Arizona garden in January to-do list:


  • If you didn’t start seeds indoors for tomatoes and peppers in December, get them started this month. The seedlings will be ready to plant by February or March. 
  • Continue planning for February and March plantings. This is seed catalog season; get ideas you would like to try and order seeds. A couple of my favorite seed companies that have great catalogs are Baker Creek SeedsBotanical Interests and Seed Saver Exchange. Look at your garden and make a plan for where you will plant everything. Research different varieties to see which do well in Arizona. A good rule of thumb is to look for short-season crops. Be sure to rotate where you plant each year. 
  • Plant spring flowering annuals this month. (See list below)
  • Plant pre-chilled (at least 6 weeks in fridge) tulip and hyacinth bulbs this month.
  • Plant cold-tolerant trees, bushes, and perennials and be sure to protect new plants from freezing temperatures. 
  • January in Arizona is a good time to plant fruit trees. Look for varieties which require less than 400 chill hours, have early maturing fruit, and are self pollinating.
  • Bare-root roses are in-stock at local nurseries – it’s a great time to plant roses. 
  • This is the last month of the cool season to plant strawberries. Space strawberries 12 inches apart. Plant strawberries with crown of plant above soil line. Mulch and water strawberries well. 
  • Wait until mid-to-late February to plant frost-sensitive plants such as lantana and hibiscus.

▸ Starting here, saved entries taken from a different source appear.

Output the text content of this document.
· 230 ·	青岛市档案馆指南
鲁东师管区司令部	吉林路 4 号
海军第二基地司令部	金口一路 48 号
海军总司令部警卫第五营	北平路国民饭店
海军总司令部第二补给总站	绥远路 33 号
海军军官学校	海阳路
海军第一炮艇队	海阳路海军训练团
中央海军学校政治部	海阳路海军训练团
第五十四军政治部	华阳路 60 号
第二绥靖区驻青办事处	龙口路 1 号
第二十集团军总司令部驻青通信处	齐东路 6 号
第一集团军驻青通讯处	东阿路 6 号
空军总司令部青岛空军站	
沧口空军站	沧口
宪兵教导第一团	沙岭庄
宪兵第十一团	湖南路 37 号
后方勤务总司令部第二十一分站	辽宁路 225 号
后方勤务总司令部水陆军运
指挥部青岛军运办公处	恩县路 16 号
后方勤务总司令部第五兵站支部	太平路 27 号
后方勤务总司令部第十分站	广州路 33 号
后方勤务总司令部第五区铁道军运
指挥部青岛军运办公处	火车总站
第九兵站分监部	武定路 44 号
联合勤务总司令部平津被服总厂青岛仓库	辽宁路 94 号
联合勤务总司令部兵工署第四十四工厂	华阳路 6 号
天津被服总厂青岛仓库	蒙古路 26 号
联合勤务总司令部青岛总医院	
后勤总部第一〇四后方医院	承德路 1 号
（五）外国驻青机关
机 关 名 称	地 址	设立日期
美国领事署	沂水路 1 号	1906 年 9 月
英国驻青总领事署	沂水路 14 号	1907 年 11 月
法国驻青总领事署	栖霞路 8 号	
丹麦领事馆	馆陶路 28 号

  • If we get a heavy rain, trees and shrubs may not need supplemental watering. If not, water shrubs and trees no more than once every 14-28 days. is a helpful resource for landscape watering guidelines.
  • Take care to not over-water annual plants this month. Water to a depth of about 6 inches, and allow top of soil to dry out before watering again. 
  • Check containers with a moisture meter or make sure top inch or so of soil has dried out before watering. 
  • Water established citrus trees once every 3-4 weeks. 
  • Water established fruit trees once every 10-14 days.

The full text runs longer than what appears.